Ahilikte sütçülerin ve dülgerler / marangozların piri olarak kabul edilir. MÖ XVII. ve XX. yüzyıl arasında yaşadığı tahmin edilmektedir. Kur’an’da kendinden sıkça söz edilen büyük peygamberlerdendir. Kitab-ı Mukaddes’te Suriye’nin kuzeyinde bulunan Keldanilerin Ur şehrinde doğduğu belirtilmektedir (Tekvin, 11 / 28).

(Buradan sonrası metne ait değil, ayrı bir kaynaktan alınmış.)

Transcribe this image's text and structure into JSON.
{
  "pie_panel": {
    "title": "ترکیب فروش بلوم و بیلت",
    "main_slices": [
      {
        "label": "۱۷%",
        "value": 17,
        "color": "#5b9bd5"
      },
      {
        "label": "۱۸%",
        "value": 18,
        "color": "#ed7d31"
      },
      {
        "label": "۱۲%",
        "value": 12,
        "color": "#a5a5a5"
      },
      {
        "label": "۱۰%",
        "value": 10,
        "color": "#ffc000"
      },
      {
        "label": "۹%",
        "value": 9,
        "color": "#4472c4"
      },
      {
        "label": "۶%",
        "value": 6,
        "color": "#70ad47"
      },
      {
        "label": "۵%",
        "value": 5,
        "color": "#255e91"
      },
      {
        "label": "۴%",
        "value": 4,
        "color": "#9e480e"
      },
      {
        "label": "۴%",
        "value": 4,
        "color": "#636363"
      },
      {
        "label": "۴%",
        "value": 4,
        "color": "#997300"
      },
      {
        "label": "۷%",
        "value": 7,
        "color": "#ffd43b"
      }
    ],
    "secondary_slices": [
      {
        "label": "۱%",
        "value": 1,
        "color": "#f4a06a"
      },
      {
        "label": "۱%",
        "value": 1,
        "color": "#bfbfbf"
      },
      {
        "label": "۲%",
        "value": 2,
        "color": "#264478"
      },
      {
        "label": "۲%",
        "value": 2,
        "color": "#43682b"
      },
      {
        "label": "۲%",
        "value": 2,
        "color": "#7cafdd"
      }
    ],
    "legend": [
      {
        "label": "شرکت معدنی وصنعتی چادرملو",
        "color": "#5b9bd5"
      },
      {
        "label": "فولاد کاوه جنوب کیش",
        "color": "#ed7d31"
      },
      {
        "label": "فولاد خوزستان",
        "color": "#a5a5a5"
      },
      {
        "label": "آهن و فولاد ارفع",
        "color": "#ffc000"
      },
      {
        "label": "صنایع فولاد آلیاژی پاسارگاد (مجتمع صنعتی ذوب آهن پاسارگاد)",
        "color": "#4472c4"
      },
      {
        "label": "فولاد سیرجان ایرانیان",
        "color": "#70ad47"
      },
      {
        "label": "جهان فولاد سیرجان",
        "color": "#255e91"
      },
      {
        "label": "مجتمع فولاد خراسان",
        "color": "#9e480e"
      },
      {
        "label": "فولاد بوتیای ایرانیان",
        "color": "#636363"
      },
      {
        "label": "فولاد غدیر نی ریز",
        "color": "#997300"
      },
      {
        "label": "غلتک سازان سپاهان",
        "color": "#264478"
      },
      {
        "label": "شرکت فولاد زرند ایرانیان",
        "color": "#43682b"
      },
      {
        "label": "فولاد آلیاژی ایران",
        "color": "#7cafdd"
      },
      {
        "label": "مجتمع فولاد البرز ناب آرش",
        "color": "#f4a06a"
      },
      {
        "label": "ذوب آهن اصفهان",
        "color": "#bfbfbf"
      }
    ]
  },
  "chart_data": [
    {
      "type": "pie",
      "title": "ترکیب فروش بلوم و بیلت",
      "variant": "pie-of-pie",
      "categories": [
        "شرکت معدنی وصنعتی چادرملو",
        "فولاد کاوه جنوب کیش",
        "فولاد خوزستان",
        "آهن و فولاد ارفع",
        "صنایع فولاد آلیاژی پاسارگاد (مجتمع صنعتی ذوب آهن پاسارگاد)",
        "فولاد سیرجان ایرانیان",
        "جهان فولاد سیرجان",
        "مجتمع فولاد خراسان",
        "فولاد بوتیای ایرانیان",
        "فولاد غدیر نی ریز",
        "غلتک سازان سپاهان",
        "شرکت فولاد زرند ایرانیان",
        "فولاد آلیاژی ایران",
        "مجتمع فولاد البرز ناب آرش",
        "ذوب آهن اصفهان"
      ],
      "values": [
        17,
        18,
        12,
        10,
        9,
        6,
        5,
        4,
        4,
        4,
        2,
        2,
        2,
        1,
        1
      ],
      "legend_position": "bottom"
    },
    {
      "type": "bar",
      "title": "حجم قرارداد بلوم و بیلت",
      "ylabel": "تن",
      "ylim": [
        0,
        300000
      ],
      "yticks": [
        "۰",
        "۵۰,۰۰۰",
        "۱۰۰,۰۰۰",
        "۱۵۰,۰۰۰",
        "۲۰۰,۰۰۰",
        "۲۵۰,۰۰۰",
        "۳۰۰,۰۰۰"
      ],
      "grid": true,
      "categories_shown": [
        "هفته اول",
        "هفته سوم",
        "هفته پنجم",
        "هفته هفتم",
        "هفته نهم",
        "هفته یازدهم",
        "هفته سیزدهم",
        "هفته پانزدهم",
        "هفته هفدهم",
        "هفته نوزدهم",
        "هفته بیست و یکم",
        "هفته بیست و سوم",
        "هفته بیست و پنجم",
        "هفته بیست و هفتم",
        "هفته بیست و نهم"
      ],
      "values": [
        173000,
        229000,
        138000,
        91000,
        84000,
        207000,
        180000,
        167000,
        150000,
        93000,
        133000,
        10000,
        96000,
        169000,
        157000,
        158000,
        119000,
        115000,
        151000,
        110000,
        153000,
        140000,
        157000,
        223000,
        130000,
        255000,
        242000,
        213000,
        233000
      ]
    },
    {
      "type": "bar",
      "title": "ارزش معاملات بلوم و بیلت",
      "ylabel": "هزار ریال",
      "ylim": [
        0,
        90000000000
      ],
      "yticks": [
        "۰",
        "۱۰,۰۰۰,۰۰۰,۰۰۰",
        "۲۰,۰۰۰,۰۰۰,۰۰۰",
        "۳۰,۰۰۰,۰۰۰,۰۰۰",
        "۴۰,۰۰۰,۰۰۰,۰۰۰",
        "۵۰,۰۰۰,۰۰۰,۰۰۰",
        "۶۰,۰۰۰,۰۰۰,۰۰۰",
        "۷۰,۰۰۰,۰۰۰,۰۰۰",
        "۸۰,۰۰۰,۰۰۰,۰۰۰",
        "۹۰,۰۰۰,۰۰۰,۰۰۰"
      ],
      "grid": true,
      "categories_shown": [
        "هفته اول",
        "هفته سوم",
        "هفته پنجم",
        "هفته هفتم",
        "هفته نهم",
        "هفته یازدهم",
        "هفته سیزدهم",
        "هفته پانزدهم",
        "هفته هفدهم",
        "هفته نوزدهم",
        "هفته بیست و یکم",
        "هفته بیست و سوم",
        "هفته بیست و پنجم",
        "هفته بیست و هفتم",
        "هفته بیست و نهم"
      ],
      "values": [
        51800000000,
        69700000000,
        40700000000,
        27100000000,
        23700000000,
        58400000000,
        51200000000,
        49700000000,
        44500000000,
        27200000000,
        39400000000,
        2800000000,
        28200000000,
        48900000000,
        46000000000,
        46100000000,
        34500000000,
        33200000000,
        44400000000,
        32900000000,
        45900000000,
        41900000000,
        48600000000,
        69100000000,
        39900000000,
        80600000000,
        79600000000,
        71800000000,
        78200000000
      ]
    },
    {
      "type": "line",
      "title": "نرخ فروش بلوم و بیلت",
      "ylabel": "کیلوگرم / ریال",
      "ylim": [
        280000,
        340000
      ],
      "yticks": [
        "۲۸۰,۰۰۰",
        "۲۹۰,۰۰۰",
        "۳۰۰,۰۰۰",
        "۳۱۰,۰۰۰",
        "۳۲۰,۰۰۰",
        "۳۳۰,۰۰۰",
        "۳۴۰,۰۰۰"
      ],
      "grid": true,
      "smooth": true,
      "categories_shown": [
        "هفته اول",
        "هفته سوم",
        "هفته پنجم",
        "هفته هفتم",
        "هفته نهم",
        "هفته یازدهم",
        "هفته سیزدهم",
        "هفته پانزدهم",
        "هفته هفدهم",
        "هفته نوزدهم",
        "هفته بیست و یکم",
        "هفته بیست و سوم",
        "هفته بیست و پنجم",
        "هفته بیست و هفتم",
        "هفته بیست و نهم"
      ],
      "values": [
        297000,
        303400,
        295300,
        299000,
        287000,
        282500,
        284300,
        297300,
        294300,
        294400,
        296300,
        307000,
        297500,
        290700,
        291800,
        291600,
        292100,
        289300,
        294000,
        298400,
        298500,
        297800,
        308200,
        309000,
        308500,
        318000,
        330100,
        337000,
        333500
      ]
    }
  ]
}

Bazı rivayetlerde ise onun Babil medeniyetinin kurulduğu Irak’ta yaşadığı zikredilmektedir.
Hz. İbrahim’in babası Azer’dir. Kendisine peygamberlik verildikten sonra putperestlikle, özellikle ilahlık taslayan Nemrut’la mücadele etti. Yaşadığı toprakları terk ederek Kenan diyarına yerleşti. Hacer isimli eşinden İsmail, Sare’den de İshak dünyaya geldi. Eşi Hacer ile oğlu İsmail’i Mekke’ye götürmüş ve orada Kâbe’yi inşa etmiştir.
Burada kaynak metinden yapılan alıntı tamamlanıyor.